Longtemps considérée par la Commission comme levier secondaire de la stratégie de décarbonation européenne, la gestion industrielle du carbone suscite un intérêt renouvelé depuis 2021 avec tout d’abord la création du Forum sur la gestion industriel du carbone, puis la mise en place d’un groupe d’experts sur le stockage géologique de CO2 en septembre 2023 et enfin la publication de la stratégie sur la gestion industrielle du CO2 en février 2024. 

Au sein des cercles académiques et politiques européens, le potentiel de décarbonation de la gestion industrielle du carbone est aujourd’hui admis, notamment pour décarboner les processus industriels des secteurs à forte consommation d’énergie et aux émissions résiduelles inévitables, comme dans le secteur du ciment.

Le cadre européen 

La directive 2009/31/CE relative au stockage géologique du CO2 , dite “directive CCS”, est l’une des premières initiatives européenne à traiter de la question de la gestion du carbone.

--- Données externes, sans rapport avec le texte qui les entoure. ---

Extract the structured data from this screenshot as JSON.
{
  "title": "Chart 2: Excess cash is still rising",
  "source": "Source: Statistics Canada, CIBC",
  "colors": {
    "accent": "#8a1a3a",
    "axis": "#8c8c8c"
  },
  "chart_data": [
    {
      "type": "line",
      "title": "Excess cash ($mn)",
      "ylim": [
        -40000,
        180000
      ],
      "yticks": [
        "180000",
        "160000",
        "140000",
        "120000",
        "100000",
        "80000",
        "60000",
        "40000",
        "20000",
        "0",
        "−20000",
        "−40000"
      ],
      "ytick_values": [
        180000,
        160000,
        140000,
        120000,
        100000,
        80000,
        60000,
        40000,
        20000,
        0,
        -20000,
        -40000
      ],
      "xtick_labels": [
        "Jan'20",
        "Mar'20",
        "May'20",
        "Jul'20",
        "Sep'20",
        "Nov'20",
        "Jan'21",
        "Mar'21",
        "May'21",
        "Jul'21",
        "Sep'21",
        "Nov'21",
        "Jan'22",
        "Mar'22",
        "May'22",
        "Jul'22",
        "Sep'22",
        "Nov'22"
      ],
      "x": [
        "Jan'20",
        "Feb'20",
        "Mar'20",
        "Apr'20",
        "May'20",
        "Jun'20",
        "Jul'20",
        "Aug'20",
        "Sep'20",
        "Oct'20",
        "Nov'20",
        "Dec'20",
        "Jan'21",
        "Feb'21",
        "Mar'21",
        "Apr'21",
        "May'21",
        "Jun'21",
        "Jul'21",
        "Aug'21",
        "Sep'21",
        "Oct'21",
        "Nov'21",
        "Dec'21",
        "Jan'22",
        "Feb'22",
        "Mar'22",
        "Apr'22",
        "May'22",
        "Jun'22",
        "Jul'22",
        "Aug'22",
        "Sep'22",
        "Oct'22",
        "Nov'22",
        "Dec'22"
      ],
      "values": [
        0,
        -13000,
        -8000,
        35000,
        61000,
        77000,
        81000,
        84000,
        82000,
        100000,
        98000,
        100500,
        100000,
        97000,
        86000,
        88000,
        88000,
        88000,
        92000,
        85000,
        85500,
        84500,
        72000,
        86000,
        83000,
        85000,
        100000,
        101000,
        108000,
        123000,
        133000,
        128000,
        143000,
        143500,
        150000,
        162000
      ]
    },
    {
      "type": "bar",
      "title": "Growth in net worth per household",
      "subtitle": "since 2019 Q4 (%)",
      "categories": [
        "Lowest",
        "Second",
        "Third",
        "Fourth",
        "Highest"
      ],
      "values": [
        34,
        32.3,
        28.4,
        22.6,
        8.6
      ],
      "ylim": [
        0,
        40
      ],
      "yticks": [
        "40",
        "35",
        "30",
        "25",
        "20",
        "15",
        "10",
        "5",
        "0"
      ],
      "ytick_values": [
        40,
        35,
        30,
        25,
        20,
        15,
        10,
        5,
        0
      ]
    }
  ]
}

Elle établit un cadre juridique pour le stockage géologique du dioxyde de carbone (CO2) et fixe des règles en matière d’octroi de permis pour garantir la sécurité et l’intégrité environnementale du stockage de carbone. 

Ce cadre législatif a été complété en 2024 par le règlement « établissant un cadre de certification de l’Union relatif aux absorptions de carbone », mettant en place un cadre volontaire de l’Union pour la certification des absorptions de carbone permanentes et des réductions des émissions des sols. 

En parallèle, l’UE a adopté des mesures permettant d’inciter directement ou indirectement le déploiement de projets de captage, stockage ou utilisation du carbone, dont:

  • Le règlement NZIA (mai 2024), qui facilite et soutient le déploiement de 19 catégories de technologies propres dont les technologies de captage et de stockage du carbone (CCS), les technologies industrielles de transformation à des fins de décarbonation et les technologies de transport et d’utilisation du CO₂ ;
  • La réforme du Système d’échange des quotas d’émission carbone (2023), qui incite de manière indirecte aux activités de gestion du carbone, notamment via l’inclusion des secteurs à forte consommation d’énergie afin de favoriser les investissements dans des solutions de décarbonation, ainsi que la suppression des quotas gratuits pour l’aérien afin de favoriser l’introduction de solutions SAF et carburants de synthèse. Mais le prix actuel du quota carbone, environ 63 euros/ t de CO2 en septembre 2024, reste pour l’instant insuffisant pour qu’il soit plus avantageux d’investir dans un dispositif CCS, pour les industries lourdes, ou dans des carburants de synthèse, pour le secteur aérien, que d’acheter des quotas.

Le cadre européen pour le développement de la filière CCUS reste à l’heure actuelle très émergent au regard de la contribution qui peut être attendue de ces technologies pour la réduction des émissions de gaz à effet de serre de l’Union. C’est la raison pour laquelle la Commission prévoit de développer ce cadre au cours de la prochaine mandature, comme elle l’indique dans sa communication  « Vers une gestion industrielle du carbone ambitieuse pour l’UE ». Dans ce texte, la Commission propose des pistes de réflexion et des mesures visant à développer les différents maillons de la chaîne de valeur du CO2 – captage, transport, stockage et utilisation – et à répondre aux enjeux industriels et financiers qui constituent à l’heure actuelle des freins au développement de la filière. 

La discussion concernant ces différentes propositions et l’adoption par le Conseil et le Parlement des mesures qui seront retenues pour le développement de la filière du carbone constitueront un volet important des négociations de cette nouvelle mandature.